A QUESTION OF BLOOD
An Inspector Rebus Novel
By Ian Rankin. Little, Brown & Co. 406 pp. $22.95
Ian Rankin's latest Inspector Rebus novel starts with the incorrigible John Rebus in even hotter water than usual -- he's in a hospital with severe burns on his hands. He says he scalded them when drawing a hot bath -- an explanation that even his friends find laughable -- but there is a darker scenario in view. A burglar named Fairstone had been stalking Rebus's dear friend Detective Sgt. Siobhan Clarke, and one night Rebus went to the stalker's apartment for a chat. The problem is that not long after Rebus left -- with, he insists, his host drunk but healthy -- someone tied the fellow to a chair and set the place on fire. Even those who know and love Rebus fear the worst, and he is suspended from duty pending an investigation.
Meanwhile, a horrific crime has shocked Edinburgh. A veteran of the Special Air Service, an elite commando unit, has invaded a private school, where he shot and killed two teenage boys and wounded a third before taking his own life. Although Rebus is officially suspended, he manages to play a major role in the investigation. Since he once served in the SAS, his colleagues hope Rebus can help explain the why of the killings. One theory is simply that SAS combat training left the shooter a human time bomb waiting to explode -- and some of Rebus's colleagues fear he's another.
Between Rebus's investigation of the school shootings and the department's investigation of Rebus, Rankin has an abundance of plot to spin, and he does so with his usual skill. But it is not plot alone that has made Rankin one of England's most popular crime novelists. This series's strength starts with Rebus himself, who after 14 novels has emerged as the baddest of the bad boys of modern crime fiction. He is fiftyish, overweight, alcoholic, a chain smoker, surly, short-tempered, divorced, estranged from his family, a loner, a nut about obscure rock-and-roll groups, hostile to all authority and possibly psychotic. Needless to say, women love him -- ladies love outlaws -- and his police colleagues tolerate him because he's an ace detective.
Rankin does not write easy books. To follow this novel's plot we must keep straight 15 or 20 characters who are significant pieces of the puzzle; fortunately all are nicely sketched. Besides Rebus, the most important of them is Siobhan Clarke, who is some 20 years his junior. In the three Rebus novels I've read, she's been his friend but not his lover, although that never seems out of the question. Mostly she wants to learn police work from him, and she plays a maternal role in his life, now and then cleaning up his filthy apartment and in this novel driving him about, lighting his cigarettes and otherwise helping him cope with hands that are bandaged and painful in the extreme.
Last week I spoke of the smooth narrative in Peter Robinson's new novel. I wouldn't call Rankin's narratives smooth -- gritty, ragged and unruly are words that more readily come to mind. Rankin has texture. He is a hungry writer -- he soaks up the world around him in all its ugliness, absurdity and occasional beauty and spews it out at us. He's one of those writers like Whitman or Dylan who reach out and try to embrace everything and don't worry about occasional loose ends.
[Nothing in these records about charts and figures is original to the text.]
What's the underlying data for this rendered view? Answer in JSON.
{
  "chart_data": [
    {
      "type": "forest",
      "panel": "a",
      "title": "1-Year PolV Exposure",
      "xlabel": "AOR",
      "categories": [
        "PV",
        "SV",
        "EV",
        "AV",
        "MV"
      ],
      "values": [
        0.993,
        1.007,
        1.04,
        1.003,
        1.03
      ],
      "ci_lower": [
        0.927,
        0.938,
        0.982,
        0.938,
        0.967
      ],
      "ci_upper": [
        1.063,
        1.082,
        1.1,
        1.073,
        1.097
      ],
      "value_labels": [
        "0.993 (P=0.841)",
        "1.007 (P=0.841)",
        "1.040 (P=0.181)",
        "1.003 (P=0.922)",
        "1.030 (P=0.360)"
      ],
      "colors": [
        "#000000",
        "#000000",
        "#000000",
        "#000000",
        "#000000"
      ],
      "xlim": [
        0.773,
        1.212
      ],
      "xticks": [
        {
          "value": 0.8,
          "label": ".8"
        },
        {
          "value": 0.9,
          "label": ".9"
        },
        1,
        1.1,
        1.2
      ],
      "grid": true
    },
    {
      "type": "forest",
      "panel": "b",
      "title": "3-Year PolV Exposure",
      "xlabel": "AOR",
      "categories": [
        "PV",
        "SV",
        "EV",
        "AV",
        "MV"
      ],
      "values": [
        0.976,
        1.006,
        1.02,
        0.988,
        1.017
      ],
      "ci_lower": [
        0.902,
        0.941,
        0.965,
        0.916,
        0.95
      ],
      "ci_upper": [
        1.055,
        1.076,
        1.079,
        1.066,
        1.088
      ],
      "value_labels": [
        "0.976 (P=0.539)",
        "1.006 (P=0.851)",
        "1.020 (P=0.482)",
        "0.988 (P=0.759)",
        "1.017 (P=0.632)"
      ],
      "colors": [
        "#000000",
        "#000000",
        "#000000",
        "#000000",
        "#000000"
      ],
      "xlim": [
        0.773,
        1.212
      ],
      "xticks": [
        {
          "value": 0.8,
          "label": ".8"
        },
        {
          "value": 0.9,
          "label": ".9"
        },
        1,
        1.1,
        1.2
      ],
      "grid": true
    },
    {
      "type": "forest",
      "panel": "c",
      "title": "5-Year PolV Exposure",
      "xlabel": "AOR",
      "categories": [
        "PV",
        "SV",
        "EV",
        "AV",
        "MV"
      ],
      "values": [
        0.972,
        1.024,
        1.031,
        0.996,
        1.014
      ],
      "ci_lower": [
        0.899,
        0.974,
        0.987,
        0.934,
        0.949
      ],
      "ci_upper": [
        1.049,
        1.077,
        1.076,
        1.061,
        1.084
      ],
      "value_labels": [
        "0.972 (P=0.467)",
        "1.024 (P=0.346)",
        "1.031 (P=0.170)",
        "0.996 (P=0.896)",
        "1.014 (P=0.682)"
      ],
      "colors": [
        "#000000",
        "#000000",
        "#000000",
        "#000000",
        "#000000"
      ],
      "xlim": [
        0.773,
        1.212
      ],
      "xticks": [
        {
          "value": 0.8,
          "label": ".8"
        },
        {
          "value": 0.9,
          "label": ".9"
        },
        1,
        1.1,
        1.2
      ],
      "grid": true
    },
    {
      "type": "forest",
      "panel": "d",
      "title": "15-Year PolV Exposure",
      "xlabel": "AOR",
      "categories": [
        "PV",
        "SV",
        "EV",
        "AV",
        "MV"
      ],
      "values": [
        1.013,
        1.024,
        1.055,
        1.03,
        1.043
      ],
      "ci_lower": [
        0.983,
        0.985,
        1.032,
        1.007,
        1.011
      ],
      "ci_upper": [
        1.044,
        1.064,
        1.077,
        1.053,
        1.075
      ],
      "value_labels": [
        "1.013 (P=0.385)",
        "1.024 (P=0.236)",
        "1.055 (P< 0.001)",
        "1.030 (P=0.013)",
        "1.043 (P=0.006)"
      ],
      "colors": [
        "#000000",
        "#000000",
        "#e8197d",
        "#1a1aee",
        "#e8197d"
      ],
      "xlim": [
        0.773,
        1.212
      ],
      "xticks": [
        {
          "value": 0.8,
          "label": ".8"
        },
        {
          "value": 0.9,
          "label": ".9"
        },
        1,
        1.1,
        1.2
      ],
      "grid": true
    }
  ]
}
Here's a more or less typical paragraph from "A Question of Blood," as Rebus and another detective set out on a trip:
"Dawn had brought milky sunshine to the capital, but Rebus had known it wouldn't last. The sky had been too hazy, blurred like a drunk's good intentions. Hogan had decided they should rendezvous at St. Leonard's, by which time fully half of Arthur's Seat's great stone outcrop had vanished into the cloud. Rebus doubted David Copperfield could have pulled the trick off with any more brio. When Arthur's Seat started disappearing, rain was sure to follow. It had started before they reached the city limits, Hogan flipping the wipers to intermittent, then to constant. Now, on the M74 south of Glasgow, they were flying to and fro like the Roadrunner's legs in the cartoon." You could cut that paragraph and not lose a thing as far as plot is concerned. Yet that rich, offhand mix of weather report, humor, local color and pop culture is part of what makes Rankin distinctive.
I lent this novel to a friend whose tastes run to Joanna Trollope and Anne Tyler, plus the occasional mystery by one of the grand dames of English crime fiction. "Is this one of your violent guy-books?" asked my skeptical friend. Turned out she loved the novel -- the humor, the sarcasm, the "atmospherics," the way Rankin uses musical tastes to delineate character. Rankin does write violent guy-books, of course, but with such skill that anyone who appreciates good writing should enjoy them. It is odd and unfortunate that he has not yet achieved a following here equal to the one he enjoys in the United Kingdom. "A Question of Blood" is the most impressive of the Rebus novels I've read -- it can certainly bear comparison with the best of today's American crime writing -- and, for those who have not yet met the inspector, it's a good place to start.